What is automated red blood cell exchange?

Automated red blood cell exchange, also known as erythrocytapheresis, is a nonsurgical treatment to remove some of your child’s red blood cells — which may be harming your child — and replace them with red blood cells from a donor.

Red blood cells are responsible for carrying oxygen to all parts of your child’s body. When they are a different shape or size, or function improperly, they can affect your child’s overall health.

If your child has sickle cell disease or another rare disorder where her red blood cells are abnormal, your child’s doctor may recommend automated red blood cell exchange — rather than blood transfusions — as part of her long-term care management.

Regular blood transfusions can lead to an overload of iron in your child’s blood, which can be toxic and potentially fatal. Automated red blood cell exchange helps avoid this side effect of frequent transfusions.

Automated red blood cell exchange is not a cure, but it can help your child avoid complications from her disorder and improve her quality of life.

Who needs automated red blood cell exchange?

Automated red blood cell exchange can be performed on toddlers, children and adults. While children as young as 2 years old can receive an emergency red cell exchange, typically repeated and regular red cell exchanges don’t begin until after age 5.

Red blood cell exchange is used to treat:

  • Sickle cell disease and complications from the disorder, such as stroke, chest pain and a toxic overload of iron in the blood
  • ABO-incompatible bone marrow transplants
  • Some infections, such as malaria, where red blood cells are damaged

At The Children’s Hospital of Philadelphia, our pediatric Apheresis Program performs more than 1,200 automated red blood cell exchange procedures a year.
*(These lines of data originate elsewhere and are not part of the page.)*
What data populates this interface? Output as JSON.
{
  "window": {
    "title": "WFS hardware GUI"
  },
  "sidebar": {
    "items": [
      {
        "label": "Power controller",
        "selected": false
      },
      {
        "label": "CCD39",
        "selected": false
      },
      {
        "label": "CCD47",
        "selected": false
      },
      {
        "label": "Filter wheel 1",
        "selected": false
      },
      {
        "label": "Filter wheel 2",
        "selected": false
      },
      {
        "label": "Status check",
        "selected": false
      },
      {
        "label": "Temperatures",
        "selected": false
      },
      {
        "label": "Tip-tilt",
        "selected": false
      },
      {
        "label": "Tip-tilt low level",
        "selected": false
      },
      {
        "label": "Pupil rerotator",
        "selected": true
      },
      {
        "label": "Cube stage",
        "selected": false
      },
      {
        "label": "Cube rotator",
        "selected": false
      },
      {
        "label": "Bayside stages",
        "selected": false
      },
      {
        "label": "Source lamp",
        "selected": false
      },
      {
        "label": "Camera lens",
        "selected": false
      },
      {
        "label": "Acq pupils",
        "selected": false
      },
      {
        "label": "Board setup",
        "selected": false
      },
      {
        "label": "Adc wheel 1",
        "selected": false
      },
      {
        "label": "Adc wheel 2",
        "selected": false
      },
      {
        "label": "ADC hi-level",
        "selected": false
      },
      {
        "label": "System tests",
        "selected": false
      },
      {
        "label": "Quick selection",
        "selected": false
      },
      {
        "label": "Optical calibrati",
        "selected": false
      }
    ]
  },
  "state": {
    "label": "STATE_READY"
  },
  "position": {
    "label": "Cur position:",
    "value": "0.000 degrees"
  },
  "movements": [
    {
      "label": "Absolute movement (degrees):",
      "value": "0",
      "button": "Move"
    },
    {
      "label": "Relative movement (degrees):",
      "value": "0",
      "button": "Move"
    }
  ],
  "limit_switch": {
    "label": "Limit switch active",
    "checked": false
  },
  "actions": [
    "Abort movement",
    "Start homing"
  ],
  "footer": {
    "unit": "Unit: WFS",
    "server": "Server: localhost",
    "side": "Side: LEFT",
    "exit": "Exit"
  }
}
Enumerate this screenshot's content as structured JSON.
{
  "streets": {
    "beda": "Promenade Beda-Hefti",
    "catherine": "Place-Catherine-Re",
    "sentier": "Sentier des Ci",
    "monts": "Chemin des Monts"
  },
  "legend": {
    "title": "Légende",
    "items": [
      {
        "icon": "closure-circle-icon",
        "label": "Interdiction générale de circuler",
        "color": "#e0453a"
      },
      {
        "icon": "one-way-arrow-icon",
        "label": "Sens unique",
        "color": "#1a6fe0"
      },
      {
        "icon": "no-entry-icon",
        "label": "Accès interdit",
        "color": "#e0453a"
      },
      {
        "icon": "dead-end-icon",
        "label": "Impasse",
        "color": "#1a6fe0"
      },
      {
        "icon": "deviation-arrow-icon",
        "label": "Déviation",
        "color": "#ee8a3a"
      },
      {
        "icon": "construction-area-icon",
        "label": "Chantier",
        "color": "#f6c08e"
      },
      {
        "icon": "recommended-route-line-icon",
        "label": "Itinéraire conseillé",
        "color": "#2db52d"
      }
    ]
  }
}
Most are performed to treat children with sickle cell disease. CHOP’s Sickle Cell Center oversees the care of these children, and works closely with doctors, nurses and child life staff in the Apheresis Unit.

How is automated red blood cell exchange performed?

If your child is referred to the Apheresis Program for automated red blood cell exchange, she will have an initial evaluation by a physician-nurse team in the Apheresis Unit. The apheresis team will already know about your child and her condition from your child’s treating physician.

On the day of your child’s procedure, our team will greet you and your child when you arrive. You will be directed to a patient area that includes:

  • A reclining chair or bed for your child
  • A high-tech apheresis machine that will be customized for your child’s size and procedure
  • Room for you to sit with your child
  • A television to distract and entertain her

Your child’s procedure will be overseen by board-certified physicians, and experienced nurses and child life staff. One or more team members will be with your child at all times to provide comfort, answer questions, and ensure the apheresis procedure goes smoothly.

For an automated red blood cell exchange, your child’s blood will be withdrawn by a needle or catheter. In most cases, clinicians insert a needle into both of your child’s arms to withdraw and return the blood. Some children do not have very good veins in their arms. In that case, an implanted port can be placed to draw your child’s blood into and out of the apheresis machine.

Another way to withdraw your child’s blood is by a small tube (catheter) inserted into the groin or chest area. To place the catheter, a physician will make a small cut to insert the catheter. The skin will be numb, so your child should not have any pain during catheter placement.

The blood that’s withdrawn from your child will be circulated through a cell separator apheresis machine. A centrifuge in the machine separates the red blood cells from the other parts of the blood (white blood cells, plasma and platelets). The separated red blood cells are collected and discarded.

The remaining blood components are mixed with healthy red blood cells from a blood donor and returned to your child. In addition, your child will receive a small amount of citrate, an anticoagulant that will prevent your child’s blood from clotting during the procedure.

An automated red blood cell exchange may take one to four hours to complete, depending on your child’s size and how much blood has to be exchanged. Blood is slowly removed and returned into your child at the same time, so your child is never missing more than a few ounces of blood at a time.

Automated red blood cell exchange will be repeated at regular intervals under the direction of your child’s physician and the apheresis team. For conditions such as sickle cell disease, this procedure will be performed repeatedly for years to help your child live a more normal life.


Automated red blood cell exchange is a safe procedure, but side effects can occur.

Your child may experience:

  • Symptoms similar to regular blood donation, such as nausea, vomiting, dizziness or fainting
  • Problems related to the anticoagulant, including chills, sour taste in the mouth, tingling around the lips, muscle cramping, irregular heartbeats, or prolonged bleeding.
  • Bruising, numbness, pain or infection at the site of the needle stick or catheter insertion
  • Low or fluctuating blood pressure

If your child experiences any of these symptoms, please tell your child’s medical team.